CHOICE.—(1) Voluntary selection from a variety of objects or pursuits; (2) often synonymous with volition. Properly, choice applies to things, volition to forms of action. When used in its primary sense, as applicable to things, the ground of choice may be found not merely in the quality of the things, but in sentiment or association peculiar to the individual.

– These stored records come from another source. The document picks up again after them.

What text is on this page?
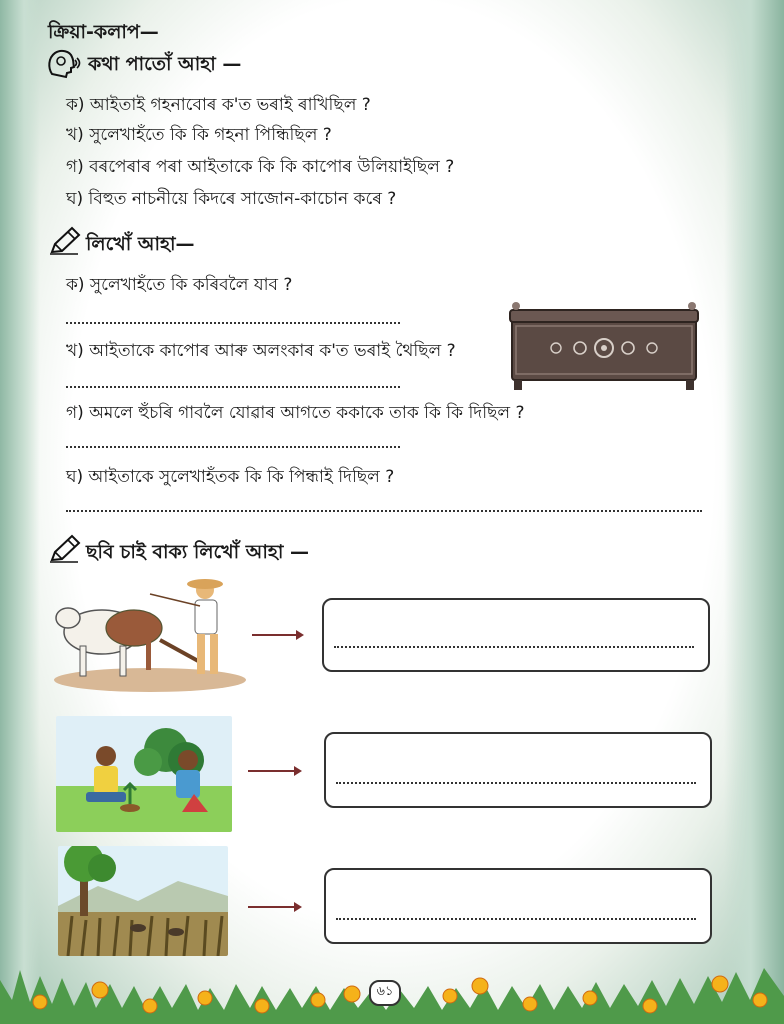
ক্ৰিয়া-কলাপ—
কথা পাতোঁ আহা —
ক) আইতাই গহনাবোৰ ক'ত ভৰাই ৰাখিছিল ?
খ) সুলেখাহঁতে কি কি গহনা পিন্ধিছিল ?
গ) বৰপেৰাৰ পৰা আইতাকে কি কি কাপোৰ উলিয়াইছিল ?
ঘ) বিহুত নাচনীয়ে কিদৰে সাজোন-কাচোন কৰে ?
লিখোঁ আহা—
ক) সুলেখাহঁতে কি কৰিবলৈ যাব ?
খ) আইতাকে কাপোৰ আৰু অলংকাৰ ক'ত ভৰাই থৈছিল ?
গ) অমলে হুঁচৰি গাবলৈ যোৱাৰ আগতে ককাকে তাক কি কি দিছিল ?
ঘ) আইতাকে সুলেখাহঁতক কি কি পিন্ধাই দিছিল ?
ছবি চাই বাক্য লিখোঁ আহা —
৬১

What is named «deliberate choice,» emphasising the adjective, is more properly an exercise of will in determining personal conduct, implying deliberation so as to ascertain the bearing of a rule of conduct upon action in the circumstances contemplated. Thus Aristotle, treating of προαίρεσις, says:— «Deliberate preference is most intimately connected with Virtue… deliberate preference is joined with law or reason and intelligence (μετὰ λόγου καὶ διανοίας)… We deliberate about those subjects of action which are within our own power» (Ethics, bk. III. ch. II. III.). |
«Choice or preference, in the proper sense, is an act of the understanding; but sometimes it is improperly put for volition, or the determination of the will in things where there is no judgment or preference; thus, a man who owes me a shilling lays down three or four equally good, and bids me take which I choose. I take one without any judgment or belief that there is any ground of preference; this is merely an act of will, that is, a volition» (Correspondence of Dr Reid, p. 79; Taylor’s Synonyms; Tappan’s Appeal to Consciousness, ch. III. secs. 4, 5).— V. WILL.